L’appuntato Pietro Barberis, l’altro carabiniere rimasto di copertura sulla stradina di accesso alla cascina, affermò di aver scaricato l’intero caricatore contro la donna in due momenti diversi e successivamente contro l’uomo in fuga tra i cespugli del bosco sottostante, ma nessun bossolo è mai stato segnalato. Del terzo carabiniere, l’appuntato D’Alfonso, si erano ritrovati accanto al luogo dove era rimasto gravemente ferito cinque bossoli esplosi da un’arma in dotazione ai carabinieri. Stranamente il procuratore non aveva chiesto di effettuare comparazioni con le pistole dei militi operanti, ma soltanto con le armi attribuite ai due brigatisti. Sarà la logica a ricondurre i cinque bossoli calibro nove corto (in dotazione ai carabinieri), insieme al fatto che dalla sua arma erano stati esplosi gran parte dei colpi, ad attribuirgli quei bossoli. Parlare di una indagine lacunosa è dire poco.
Il ritrovamento del bossolo che uccise Cagol
Alle 12,30 di quel 20 giugno le operazioni, ancora senza esito, vennero sospese per riprendere alle 17 con l’assistenza del capitano dei carabinieri Giampaolo Sechi, in forza al nucleo speciale di polizia giudiziaria sotto il comando del generale Dalla Chiesa e del carabiniere Renzo Colonna che disponeva di un apparecchio rivelatore di metalli. L’ispezione veniva nuovamente interrotta a causa di un violento temporale per riprendere verso le 19. È in quel momento che accanto al luogo dove era stato ritrovato il cadavere di Margherita Cagol viene rinvenuto il bossolo calibro 9 in dotazione ai carabinieri. Tuttavia a causa della fangosità del terreno e dello scarso rendimento dell’apparecchio rivelatore, «in siffatte condizioni», le operazioni vengono sospese alle 19,30 e rinviate alle 16,00 del 23 giugno successivo. Il proiettile rinvenuto non arriverà mai sul tavolo del perito, da quel momento scompare dalle indagini. Perché?
Il tiro a segno contro Cagol e la sua esecuzione
Eppure la posizione del bossolo associato ai risultati della perizia autoptica sul corpo della Cagol ci rivelano le modalità della sua morte: uccisa da un colpo tirato a breve distanza quando aveva le braccia alzate in segno di resa.
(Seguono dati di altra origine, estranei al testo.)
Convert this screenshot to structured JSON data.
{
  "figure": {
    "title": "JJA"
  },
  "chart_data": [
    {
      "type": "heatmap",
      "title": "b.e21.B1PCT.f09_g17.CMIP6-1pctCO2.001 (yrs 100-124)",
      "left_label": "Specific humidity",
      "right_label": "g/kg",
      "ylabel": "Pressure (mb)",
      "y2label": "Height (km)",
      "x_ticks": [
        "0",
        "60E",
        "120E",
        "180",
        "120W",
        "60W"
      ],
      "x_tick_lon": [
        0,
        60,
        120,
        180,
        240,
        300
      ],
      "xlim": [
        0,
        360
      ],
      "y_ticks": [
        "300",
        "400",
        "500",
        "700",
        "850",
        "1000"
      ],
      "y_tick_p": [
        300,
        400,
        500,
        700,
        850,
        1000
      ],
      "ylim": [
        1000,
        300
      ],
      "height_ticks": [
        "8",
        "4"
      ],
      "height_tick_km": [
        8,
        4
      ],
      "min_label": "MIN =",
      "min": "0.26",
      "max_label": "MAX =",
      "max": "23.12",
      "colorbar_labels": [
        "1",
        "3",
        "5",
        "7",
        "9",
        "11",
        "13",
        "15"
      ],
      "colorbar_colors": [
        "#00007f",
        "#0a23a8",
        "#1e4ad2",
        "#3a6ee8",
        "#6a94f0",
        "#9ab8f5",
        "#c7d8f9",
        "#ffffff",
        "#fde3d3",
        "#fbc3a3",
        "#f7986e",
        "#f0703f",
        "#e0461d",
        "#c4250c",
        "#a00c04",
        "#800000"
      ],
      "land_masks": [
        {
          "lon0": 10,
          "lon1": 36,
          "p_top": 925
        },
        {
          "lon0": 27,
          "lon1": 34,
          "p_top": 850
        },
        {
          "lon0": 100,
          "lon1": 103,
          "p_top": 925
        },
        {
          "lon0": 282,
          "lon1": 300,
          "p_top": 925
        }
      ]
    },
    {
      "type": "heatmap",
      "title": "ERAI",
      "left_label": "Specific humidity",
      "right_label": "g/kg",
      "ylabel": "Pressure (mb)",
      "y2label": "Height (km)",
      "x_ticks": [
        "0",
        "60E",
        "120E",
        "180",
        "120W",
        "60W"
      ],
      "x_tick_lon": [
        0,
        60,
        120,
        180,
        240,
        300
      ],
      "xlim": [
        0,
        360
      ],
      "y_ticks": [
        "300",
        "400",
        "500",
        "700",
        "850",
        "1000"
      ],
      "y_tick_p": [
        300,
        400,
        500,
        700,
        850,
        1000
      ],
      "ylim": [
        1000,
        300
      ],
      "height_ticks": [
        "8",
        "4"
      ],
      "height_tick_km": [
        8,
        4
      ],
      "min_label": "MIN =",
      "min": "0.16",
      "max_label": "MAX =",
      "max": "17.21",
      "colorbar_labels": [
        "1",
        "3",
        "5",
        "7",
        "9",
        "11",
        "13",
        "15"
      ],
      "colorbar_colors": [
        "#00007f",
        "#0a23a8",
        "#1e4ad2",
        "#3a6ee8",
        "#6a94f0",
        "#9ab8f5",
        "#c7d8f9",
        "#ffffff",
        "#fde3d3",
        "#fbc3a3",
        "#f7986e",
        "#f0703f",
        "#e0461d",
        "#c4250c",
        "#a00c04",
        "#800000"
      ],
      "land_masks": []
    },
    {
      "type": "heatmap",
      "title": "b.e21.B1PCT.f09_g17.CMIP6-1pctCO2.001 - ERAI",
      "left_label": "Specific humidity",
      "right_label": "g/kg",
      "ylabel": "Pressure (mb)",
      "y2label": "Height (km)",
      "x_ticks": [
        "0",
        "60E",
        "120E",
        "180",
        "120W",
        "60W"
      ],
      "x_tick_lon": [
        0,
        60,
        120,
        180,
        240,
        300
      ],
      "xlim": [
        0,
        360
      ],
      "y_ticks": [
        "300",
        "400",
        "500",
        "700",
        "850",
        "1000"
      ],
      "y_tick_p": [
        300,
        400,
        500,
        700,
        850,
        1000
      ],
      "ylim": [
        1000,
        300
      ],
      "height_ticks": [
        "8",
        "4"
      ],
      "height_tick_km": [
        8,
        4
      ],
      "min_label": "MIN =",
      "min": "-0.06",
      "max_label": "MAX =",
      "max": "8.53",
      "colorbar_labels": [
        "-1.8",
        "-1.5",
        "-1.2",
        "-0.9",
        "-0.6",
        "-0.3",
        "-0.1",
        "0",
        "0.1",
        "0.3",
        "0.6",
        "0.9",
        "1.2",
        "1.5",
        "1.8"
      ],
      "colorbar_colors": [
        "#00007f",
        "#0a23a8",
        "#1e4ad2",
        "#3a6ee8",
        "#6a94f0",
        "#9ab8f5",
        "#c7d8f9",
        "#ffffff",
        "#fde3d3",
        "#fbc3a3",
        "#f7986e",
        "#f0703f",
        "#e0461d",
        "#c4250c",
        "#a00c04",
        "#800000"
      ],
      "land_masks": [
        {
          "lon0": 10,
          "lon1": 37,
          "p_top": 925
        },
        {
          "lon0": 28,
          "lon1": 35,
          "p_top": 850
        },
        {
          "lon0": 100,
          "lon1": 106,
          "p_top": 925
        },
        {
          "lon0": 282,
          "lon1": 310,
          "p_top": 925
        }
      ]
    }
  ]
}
Una ricostruzione che coincide con il racconto fatto nel memoriale scritto tempo dopo da Lauro Azzolini che in aula ha confermato di aver visto per l’ultima volta «Mara» ancora viva, ferita a un braccio, seduta a terra con le mani levate in aria in segno di resa.
Quel bossolo scomparso e l’autopsia condotta dal professor La Cavera dicono chiaramente che Cagol subì un’esecuzione con un colpo singolo esploso a distanza molto ravvicinata sotto l’ascella sinistra con uscita su quella destra, «con andamento pressoché orizzontale lievemente dall’avanti all’indietro» e morte pressoché istantanea.
Dinamica che smentisce la ricostruzione ufficiale fornita dall’appuntato Barberis che disse di aver ucciso la donna sparandole a distanza di almeno dieci-quindici metri, mentre si gettava in avanti per ripararsi dal terzo lancio di una Srcm da parte dell’altro brigatista che era accanto a Cagol. Il colpo mortale è tirato da sinistra mentre Barberis, che sostiene di essersi spostato verso la cascina per riarmare la sua pistola, a quel punto era posizionato sul lato destro della donna, più in alto. Il colpo mortale è tirato a distanza di qualche minuto dai precedenti: il primo esploso con tutta probabilità dall’appuntato D’Alfonso, il secondo dall’appuntato Barberis che centra due volte la 128 dove era salita Cagol: prima sul pneumatico e poi sullo sportello anteriore destro, all’altezza della maniglia. Il proiettile trapassa la carrozzeria e colpisce l’avambraccio destro della donna che urta il cambio ritrovato macchiato insieme al coprisedile da tracce di sangue. Cagol esce dalla macchina con le mani alzate, la sua arma, una Browing 7,65 verrà ritrovata accanto allo sportello completamente scarica.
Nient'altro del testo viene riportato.